Singapore: The Air-conditioned Nation. Essays on the Politics of Comfort and Control, 1990-2000 – Cherian George

Sharp commentaries on Singapore politics and contemporary issues by former journalist Cherian George compiled in one volume. The book presents a collection of stimulating essays that get to the very heart of the Singapore system and the dynamics shaping it, revealing many of the tensions and contradictions inherent in the “air-conditioned nation” and the factors accounting for the political success of the ruling People’s Action Party.

In My Hands Today…

Green Mountain, White Cloud: A Novel of Love in the Ming Dynasty – François Cheng

In a medieval abbey near Paris, in a room piled high with old Chinese texts, lies a manuscript gathering dust. Though ordinary in appearance, it first captures the eye of the narrator of François Cheng’s novel. Then, once he begins to read, it captures his imagination and his heart. The book dates from the mid-seventeenth century, during the twilight of the Ming Dynasty. Barbarian armies are massing along the Empire’s Northern borders, and a vast and sophisticated civilization-during whose heyday China had begun to emerge from its long isolation and undergone an explosion in the arts equal in its way to Europe’s Renaissance-teeters on the brink of monumental and perhaps catastrophic change. Yet rather than filled with lore of military heroism, or with tales of palace intrigue, or with nostalgic memories of better days, the book tells a simple and very powerful love story.

It opens to a spring day, when a middle-aged doctor named Dao-sheng leaves the mountaintop Taoist monastery where he has been living and sets out for the Region of the South, to the city he had once visited thirty years earlier and where his life had been irrevocably changed. He had then been a strapping but poor young musician traveling with theater troupe.
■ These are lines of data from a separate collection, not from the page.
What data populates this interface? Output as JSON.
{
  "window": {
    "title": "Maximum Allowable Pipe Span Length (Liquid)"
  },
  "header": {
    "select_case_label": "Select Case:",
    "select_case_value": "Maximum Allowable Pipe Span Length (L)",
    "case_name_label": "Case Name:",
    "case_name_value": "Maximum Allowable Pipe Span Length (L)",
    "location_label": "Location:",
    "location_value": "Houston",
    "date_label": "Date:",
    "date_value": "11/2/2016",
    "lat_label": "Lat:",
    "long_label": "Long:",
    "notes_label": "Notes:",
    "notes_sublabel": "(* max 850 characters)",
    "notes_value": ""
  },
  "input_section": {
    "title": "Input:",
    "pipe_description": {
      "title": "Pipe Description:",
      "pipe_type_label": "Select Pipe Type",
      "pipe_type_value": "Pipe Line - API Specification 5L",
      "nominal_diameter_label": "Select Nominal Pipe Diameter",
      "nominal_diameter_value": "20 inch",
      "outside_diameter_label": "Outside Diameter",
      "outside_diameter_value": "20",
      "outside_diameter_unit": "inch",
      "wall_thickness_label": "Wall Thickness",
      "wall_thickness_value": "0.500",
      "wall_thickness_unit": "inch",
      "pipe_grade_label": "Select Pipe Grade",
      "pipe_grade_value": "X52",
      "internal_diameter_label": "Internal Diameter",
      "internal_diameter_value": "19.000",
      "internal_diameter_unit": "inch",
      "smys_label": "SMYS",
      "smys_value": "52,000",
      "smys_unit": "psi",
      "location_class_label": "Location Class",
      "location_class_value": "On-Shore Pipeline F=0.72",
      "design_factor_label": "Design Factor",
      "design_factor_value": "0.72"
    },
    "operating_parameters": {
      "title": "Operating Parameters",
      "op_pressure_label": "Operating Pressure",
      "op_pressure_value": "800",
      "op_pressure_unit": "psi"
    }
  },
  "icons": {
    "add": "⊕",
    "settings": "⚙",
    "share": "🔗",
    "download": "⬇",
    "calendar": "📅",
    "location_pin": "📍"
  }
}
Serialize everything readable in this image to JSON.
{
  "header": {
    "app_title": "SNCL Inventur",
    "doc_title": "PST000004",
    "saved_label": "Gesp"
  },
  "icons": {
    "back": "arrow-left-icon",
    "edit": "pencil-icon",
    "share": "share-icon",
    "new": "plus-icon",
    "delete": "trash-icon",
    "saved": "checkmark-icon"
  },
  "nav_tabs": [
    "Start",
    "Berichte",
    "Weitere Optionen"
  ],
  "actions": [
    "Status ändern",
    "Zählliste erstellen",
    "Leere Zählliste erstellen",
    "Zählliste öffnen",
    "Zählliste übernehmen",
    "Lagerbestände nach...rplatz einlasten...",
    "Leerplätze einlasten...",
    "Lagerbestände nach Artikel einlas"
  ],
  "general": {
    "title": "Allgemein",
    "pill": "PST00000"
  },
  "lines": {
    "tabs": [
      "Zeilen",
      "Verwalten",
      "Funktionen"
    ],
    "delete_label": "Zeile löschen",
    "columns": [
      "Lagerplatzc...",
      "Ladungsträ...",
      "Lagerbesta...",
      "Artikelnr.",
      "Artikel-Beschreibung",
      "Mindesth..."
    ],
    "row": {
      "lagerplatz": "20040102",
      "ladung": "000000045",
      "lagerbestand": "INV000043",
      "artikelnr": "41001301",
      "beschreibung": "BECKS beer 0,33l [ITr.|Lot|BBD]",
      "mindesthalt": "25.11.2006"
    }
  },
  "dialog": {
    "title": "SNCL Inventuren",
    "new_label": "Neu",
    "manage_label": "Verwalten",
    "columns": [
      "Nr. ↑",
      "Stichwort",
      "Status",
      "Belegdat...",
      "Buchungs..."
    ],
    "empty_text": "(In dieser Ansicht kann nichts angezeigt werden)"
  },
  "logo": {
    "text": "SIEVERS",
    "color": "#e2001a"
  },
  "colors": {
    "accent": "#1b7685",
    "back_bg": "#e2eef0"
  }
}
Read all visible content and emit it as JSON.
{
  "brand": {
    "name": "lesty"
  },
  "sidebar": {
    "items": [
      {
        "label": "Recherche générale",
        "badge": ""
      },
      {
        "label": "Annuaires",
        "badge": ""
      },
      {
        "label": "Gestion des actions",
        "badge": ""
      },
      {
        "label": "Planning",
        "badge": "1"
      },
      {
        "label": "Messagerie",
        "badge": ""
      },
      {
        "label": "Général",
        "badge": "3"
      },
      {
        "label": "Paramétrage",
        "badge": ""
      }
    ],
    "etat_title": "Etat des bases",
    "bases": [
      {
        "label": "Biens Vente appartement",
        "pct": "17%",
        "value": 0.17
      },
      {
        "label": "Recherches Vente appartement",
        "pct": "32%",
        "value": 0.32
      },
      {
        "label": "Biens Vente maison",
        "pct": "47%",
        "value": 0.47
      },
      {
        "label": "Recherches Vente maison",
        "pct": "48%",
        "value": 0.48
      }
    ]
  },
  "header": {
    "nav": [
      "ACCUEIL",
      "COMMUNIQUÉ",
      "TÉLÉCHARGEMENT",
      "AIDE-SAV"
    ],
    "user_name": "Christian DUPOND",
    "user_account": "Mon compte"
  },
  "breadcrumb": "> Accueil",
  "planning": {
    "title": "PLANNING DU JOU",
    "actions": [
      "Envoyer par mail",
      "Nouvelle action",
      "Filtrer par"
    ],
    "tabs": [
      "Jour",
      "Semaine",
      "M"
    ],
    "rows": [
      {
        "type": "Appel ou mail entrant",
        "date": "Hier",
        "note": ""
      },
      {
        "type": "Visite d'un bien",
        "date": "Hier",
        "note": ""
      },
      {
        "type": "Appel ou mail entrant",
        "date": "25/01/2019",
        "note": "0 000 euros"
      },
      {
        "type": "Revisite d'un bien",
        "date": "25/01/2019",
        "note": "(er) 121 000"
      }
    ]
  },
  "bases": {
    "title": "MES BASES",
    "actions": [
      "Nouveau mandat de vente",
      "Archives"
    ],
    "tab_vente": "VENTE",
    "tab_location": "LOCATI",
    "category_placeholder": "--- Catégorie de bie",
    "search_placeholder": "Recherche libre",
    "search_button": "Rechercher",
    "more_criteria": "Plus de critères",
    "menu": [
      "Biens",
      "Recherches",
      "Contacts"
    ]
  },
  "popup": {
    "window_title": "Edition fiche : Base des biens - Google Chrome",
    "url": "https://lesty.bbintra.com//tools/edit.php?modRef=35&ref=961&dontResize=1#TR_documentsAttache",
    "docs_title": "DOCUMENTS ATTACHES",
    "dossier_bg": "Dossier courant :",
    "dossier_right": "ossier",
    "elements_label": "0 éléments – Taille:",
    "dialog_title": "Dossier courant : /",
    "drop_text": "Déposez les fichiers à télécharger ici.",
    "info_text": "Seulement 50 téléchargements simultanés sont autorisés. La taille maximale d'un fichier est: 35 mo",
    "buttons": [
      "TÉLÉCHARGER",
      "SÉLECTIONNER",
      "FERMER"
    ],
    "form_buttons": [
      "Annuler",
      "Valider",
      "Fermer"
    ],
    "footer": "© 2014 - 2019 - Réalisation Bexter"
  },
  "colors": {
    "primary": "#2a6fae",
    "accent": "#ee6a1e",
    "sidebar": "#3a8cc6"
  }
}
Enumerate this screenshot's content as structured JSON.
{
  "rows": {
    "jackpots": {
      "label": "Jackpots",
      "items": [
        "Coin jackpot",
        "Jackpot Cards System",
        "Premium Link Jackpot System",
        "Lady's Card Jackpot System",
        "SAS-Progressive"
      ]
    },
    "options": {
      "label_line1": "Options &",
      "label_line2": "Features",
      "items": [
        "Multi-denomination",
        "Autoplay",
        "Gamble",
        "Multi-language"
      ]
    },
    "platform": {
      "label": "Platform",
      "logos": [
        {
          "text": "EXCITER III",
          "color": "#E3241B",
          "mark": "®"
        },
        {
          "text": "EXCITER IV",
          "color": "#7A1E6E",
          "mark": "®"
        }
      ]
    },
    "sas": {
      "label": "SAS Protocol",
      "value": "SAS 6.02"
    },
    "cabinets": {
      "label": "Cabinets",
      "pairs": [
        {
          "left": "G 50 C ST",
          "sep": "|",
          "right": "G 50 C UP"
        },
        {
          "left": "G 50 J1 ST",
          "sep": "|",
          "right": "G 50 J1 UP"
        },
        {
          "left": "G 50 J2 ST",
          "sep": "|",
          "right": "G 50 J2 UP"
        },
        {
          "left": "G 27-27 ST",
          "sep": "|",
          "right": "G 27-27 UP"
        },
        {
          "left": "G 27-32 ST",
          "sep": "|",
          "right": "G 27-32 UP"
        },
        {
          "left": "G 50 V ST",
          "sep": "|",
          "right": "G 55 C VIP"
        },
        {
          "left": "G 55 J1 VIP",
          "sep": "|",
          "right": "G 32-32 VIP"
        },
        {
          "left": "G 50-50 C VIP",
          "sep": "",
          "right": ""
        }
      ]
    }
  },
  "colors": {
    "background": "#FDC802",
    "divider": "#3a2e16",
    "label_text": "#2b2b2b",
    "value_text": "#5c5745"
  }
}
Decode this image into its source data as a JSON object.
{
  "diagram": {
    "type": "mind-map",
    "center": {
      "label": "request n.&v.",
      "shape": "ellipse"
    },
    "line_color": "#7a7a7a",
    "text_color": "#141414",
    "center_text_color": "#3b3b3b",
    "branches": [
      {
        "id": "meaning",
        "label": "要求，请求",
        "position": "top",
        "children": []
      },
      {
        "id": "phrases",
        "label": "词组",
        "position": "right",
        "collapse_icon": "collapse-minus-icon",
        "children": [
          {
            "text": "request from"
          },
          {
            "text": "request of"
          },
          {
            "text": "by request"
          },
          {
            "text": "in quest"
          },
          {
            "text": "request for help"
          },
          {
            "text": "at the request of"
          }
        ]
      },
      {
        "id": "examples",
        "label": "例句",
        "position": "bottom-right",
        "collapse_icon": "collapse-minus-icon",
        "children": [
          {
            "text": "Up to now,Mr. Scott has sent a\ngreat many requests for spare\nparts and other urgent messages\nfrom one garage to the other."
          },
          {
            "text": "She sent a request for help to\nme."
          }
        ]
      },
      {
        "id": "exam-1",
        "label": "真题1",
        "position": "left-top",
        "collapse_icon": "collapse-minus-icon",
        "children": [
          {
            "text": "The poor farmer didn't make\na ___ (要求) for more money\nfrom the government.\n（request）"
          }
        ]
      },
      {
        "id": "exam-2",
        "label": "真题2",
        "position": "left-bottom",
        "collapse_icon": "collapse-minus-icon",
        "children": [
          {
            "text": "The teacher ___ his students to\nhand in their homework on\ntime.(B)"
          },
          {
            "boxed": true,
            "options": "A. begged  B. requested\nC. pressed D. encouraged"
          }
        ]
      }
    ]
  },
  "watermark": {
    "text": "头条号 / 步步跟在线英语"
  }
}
One evening, during a performance, he caught the eye of well-born young woman named Lan-ying. Their contact lasted but a minute, but to them it felt like an eternity. For this act of audacity he was banished to hard labor by the girl’s jealous fiancée, the dissipated scion of a powerful family, who had witnessed their exchange and grasped its significance. Across the decades of a life spent either on the run or hiding out in monasteries, where he mastered medicine and divination, Dao-sheng never forgot Lan-ying. One exchange of glances had sealed something forever, something whose enduring power would decide their fates.

In My Hands Today…

Sister of My Heart – Chitra Banerjee Divakaruni

Anju is the daughter of an upper-caste Calcutta family; her cousin Sudha is the daughter of the black sheep of the family. Sudha is as beautiful, tenderhearted, and serious as Anju is plain, whip-smart, and defiant. yet since the day they were born, Sudha and Anju have been bonded in ways even their mothers cannot comprehend.

The cousins’ bond is shattered, however, when Sudha learns a dark family secret. urged into arranged marriages, their lives take sudden, opposite turns: Sudha becomes the dutiful daughter-in-law of a rigid small-town household, while Anju goes to America with her new husband and learns to live her own life of secrets. Then tragedy strikes them both, and the women discover that, despite the distance that has grown between them, they have only each other to turn to. Set in the two worlds of India and America, this is an exceptionally moving novel of love, friendship, and compelling courage.